The slugging Yankees lived up to their reputation in Game 2, hammering five different Giants hurlers for 17 hits and 18 runs. Bill Dickey and Tony Lazzeri each drove in five runs, four of Lazzeri's RBI, Runs Batted In, coming on his third-inning grand slam, only the second in Series history. Lefty Gomez went the distance to gain credit for the 18-4 blowout.
Game 3, in the Yankee Stadium, Lou Gehrig homered in the bottom of the second inning, Jimmy Ripple homered in the top of the fifth, and after seven-plus innings the score was still tied at one. In the bottom of the eighth, the Yankees scored on Frank Crosetti's single off the glove of starter Freddie Fitzsimmons and Pat Malone pitched a scoreless ninth to save the American Leaguers' 2-1 victory.
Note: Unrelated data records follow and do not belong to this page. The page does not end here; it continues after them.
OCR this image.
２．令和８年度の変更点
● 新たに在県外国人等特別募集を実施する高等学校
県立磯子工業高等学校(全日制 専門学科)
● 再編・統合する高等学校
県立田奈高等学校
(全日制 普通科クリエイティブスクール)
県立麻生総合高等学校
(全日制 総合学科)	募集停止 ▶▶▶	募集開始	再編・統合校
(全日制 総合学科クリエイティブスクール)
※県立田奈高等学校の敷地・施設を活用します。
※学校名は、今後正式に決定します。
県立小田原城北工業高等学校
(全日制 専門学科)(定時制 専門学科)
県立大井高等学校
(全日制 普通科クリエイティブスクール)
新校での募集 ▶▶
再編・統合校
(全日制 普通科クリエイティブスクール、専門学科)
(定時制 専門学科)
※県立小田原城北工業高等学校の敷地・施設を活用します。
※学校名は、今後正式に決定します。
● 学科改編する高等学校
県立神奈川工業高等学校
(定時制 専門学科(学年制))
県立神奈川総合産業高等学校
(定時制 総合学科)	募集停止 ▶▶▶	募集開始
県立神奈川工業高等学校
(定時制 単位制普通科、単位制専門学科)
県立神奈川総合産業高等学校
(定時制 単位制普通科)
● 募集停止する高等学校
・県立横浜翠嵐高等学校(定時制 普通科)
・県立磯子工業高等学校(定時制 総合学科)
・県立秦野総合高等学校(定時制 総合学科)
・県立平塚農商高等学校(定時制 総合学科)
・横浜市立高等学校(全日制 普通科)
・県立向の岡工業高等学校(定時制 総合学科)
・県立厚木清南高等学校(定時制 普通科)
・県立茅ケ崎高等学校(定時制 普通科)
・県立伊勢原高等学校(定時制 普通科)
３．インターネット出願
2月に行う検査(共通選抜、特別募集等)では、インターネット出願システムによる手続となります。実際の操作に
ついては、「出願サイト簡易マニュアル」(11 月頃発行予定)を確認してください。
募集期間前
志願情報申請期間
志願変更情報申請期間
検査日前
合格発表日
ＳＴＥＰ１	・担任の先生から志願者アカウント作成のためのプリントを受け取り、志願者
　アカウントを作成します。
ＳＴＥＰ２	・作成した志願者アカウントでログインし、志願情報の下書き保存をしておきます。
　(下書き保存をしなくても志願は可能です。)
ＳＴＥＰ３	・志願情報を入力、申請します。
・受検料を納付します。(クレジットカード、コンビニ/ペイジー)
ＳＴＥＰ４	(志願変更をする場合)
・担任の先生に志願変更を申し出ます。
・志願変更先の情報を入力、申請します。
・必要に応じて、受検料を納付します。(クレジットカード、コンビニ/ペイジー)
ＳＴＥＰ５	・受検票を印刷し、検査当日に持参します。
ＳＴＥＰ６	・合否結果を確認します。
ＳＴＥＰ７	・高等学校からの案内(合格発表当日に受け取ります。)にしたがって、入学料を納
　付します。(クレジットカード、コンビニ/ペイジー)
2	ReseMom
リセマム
The Bombers made it three straight with a 5-2 win in Game 4, with Monte Pearson going nine innings to beat Hubbell. In Game 5, the Giants went up 3-0, on a trio of RBI singles in the first inning, but Yankees starter Red Ruffing evened the score at 4-4 after six innings. In the top of the 10th, player-manager Bill Terry gave the Giants a 5-4 edge with a sacrifice fly to center field. The game ended when Yankee pinch-runner Bob Seeds was thrown out trying to steal second base. Hal Schumacher was the winner, pitching all 10 innings.
In Game 6, back in the Polo Grounds, the Yankees clinging to a 6-5 lead after eight innings. Then the Bombers bombed away in the ninth, scoring five runs before the Giants could record a single out, and they wound up with seven in the inning. The final score: 13-5, with the Yankees winning yet another World Series.